Après quelques minutes de brouhaha et de bousculades, le bus roule tout lentement en direction du centre-ville. Et les affinités se dessinent entre les passagers, les hommes confortablement assis sur les sièges taquinent les filles qui ont les mains suspendues sur la barre. «Vous avez dit parité, donc il faut assumer le fait d’être debout pour le trajet», lancent-ils. «Ça c’est de la facilité. Je comprends pourquoi certaines femmes disent que ‘’Goor dou projet’’. Aucune galanterie», réplique la jeune receveuse. Et commence un rire contagieux dans le bus. Et c’est parti pour un débat contradictoire. Une dame de teint clair, tout de blanc vêtue, les yeux rivés sur son téléphone portable, met son grain de sel. «Ah, ma fille, je ne suis pas d’accord. Arrêtez, c’est des bêtises de penser ainsi. Si vos parents avaient dit ça, passez-moi l’expression, est-ce que vous serez de ce monde ? Il ne faut pas copier certaines pratiques occidentales qui ne sont pas les nôtres», tance-telle, avant de remettre ses écouteurs noirs.

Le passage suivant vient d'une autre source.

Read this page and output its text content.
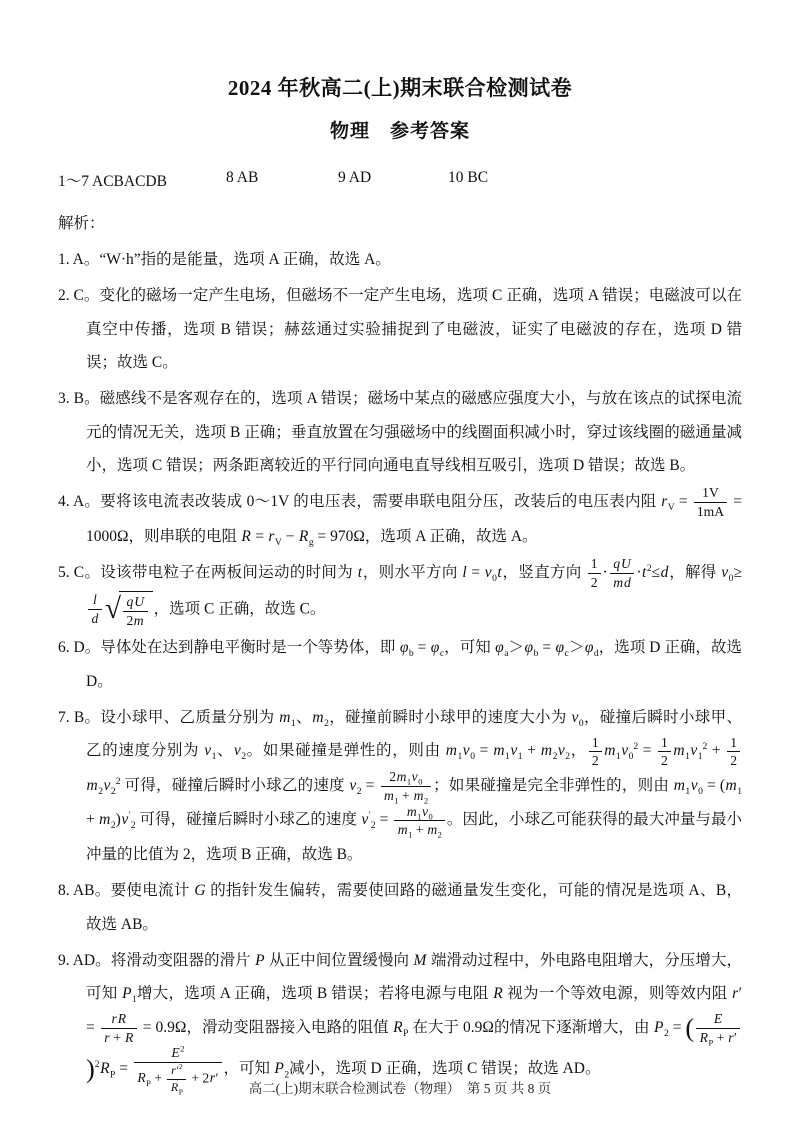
2024 年秋高二(上)期末联合检测试卷
物理　参考答案
1～7 ACBACDB	8 AB	9 AD	10 BC
解析：
1. A。“W·h”指的是能量，选项 A 正确，故选 A。
2. C。变化的磁场一定产生电场，但磁场不一定产生电场，选项 C 正确，选项 A 错误；电磁波可以在真空中传播，选项 B 错误；赫兹通过实验捕捉到了电磁波，证实了电磁波的存在，选项 D 错误；故选 C。
3. B。磁感线不是客观存在的，选项 A 错误；磁场中某点的磁感应强度大小，与放在该点的试探电流元的情况无关，选项 B 正确；垂直放置在匀强磁场中的线圈面积减小时，穿过该线圈的磁通量减小，选项 C 错误；两条距离较近的平行同向通电直导线相互吸引，选项 D 错误；故选 B。
4. A。要将该电流表改装成 0～1V 的电压表，需要串联电阻分压，改装后的电压表内阻 $r_V = \frac{1V}{1mA} = 1000\Omega$，则串联的电阻 $R = r_V - R_g = 970\Omega$，选项 A 正确，故选 A。
5. C。设该带电粒子在两板间运动的时间为 t，则水平方向 $l = v_0t$，竖直方向 $\frac{1}{2} \cdot \frac{qU}{md} \cdot t^2\le d$，解得 $v_0\ge$
$\frac{l}{d}$ √ $\frac{qU}{2m}$ ，选项 C 正确，故选 C。
6. D。导体处在达到静电平衡时是一个等势体，即 $\varphi_b = \varphi_c$，可知 $\varphi_a>\varphi_b = \varphi_c>\varphi_d$，选项 D 正确，故选 D。
7. B。设小球甲、乙质量分别为 $m_1$、$m_2$，碰撞前瞬时小球甲的速度大小为 $v_0$，碰撞后瞬时小球甲、乙的速度分别为 $v_1$、$v_2$。如果碰撞是弹性的，则由 $m_1v_0 = m_1v_1 + m_2v_2$， $\frac{1}{2} m_1v_0^2 = \frac{1}{2} m_1v_1^2 + \frac{1}{2}$
$m_2v_2^2$ 可得，碰撞后瞬时小球乙的速度 $v_2 = \frac{2m_1v_0}{m_1 + m_2}$ ；如果碰撞是完全非弹性的，则由 $m_1v_0 = (m_1 + m_2)v'_2$ 可得，碰撞后瞬时小球乙的速度 $v'_2 = \frac{m_1v_0}{m_1 + m_2}$ 。因此，小球乙可能获得的最大冲量与最小冲量的比值为 2，选项 B 正确，故选 B。
8. AB。要使电流计 G 的指针发生偏转，需要使回路的磁通量发生变化，可能的情况是选项 A、B，故选 AB。
9. AD。将滑动变阻器的滑片 P 从正中间位置缓慢向 M 端滑动过程中，外电路电阻增大，分压增大，可知 $P_1$增大，选项 A 正确，选项 B 错误；若将电源与电阻 R 视为一个等效电源，则等效内阻 $r' = \frac{rR}{r + R} = 0.9\Omega$，滑动变阻器接入电路的阻值 $R_P$ 在大于 0.9Ω的情况下逐渐增大，由 $P_2$ = ( $\frac{E}{R_P + r'}$
)$^2R_P = \frac{E^2}{R_P + \frac{r'^2}{R_P} + 2r'}$ ，可知 $P_2$减小，选项 D 正确，选项 C 错误；故选 AD。
高二(上)期末联合检测试卷（物理）　第 5 页 共 8 页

Hommes et femmes s’accusent de lesbiennes et d'homos
La réplique n’a pas tardé. «Les hommes d’aujourd’hui aiment la facilité. Ils ne font aucun effort, alors que les femmes sont braves et dégourdies. Regardez les maisons, ce sont les femmes qui s’occupent presque de tout, sous prétexte que c’est nous qui avons accepté la parité. Donc, un homme qui ne peut rien faire pour toi, qui ne peut même pas vous satisfaire au lit, c’est un problème. Personnellement, je suis d’accord que ‘’Goor dou projet’’. On fait focus sur nous», renchérit une jeune fille de teint clair, taille moyenne, habillée en taille basse. Une déclaration qui a aussitôt provoqué l’ire d’un groupe de jeunes hommes. «Arrêtez de vouloir stigmatiser tout le temps les hommes pour meubler vos tares. Vous aimez le libertinage, car beaucoup d’entre vous sont des lesbiennes. Vous êtes des complexées, vous copiez mal. Vous pensez que tout ce qu’on montre à la télé, sur les séries et les films, c’est du réel. C’est du toc. Vous devez vous ressaisir», lance l’un d’entre eux. D’une petite voix, au fond du bus, une jeune femme embraie : «C’est le contraire. Car, à cause de l’argent, beaucoup hommes sont devenus des homosexuels. C’est la raison pour laquelle nous disons que ‘‘Goor dou projet’’». La discussion était tellement intense que l’on n’a pas senti la longueur du trajet.
«Je ne veux pas mourir si jeune à cause des hommes»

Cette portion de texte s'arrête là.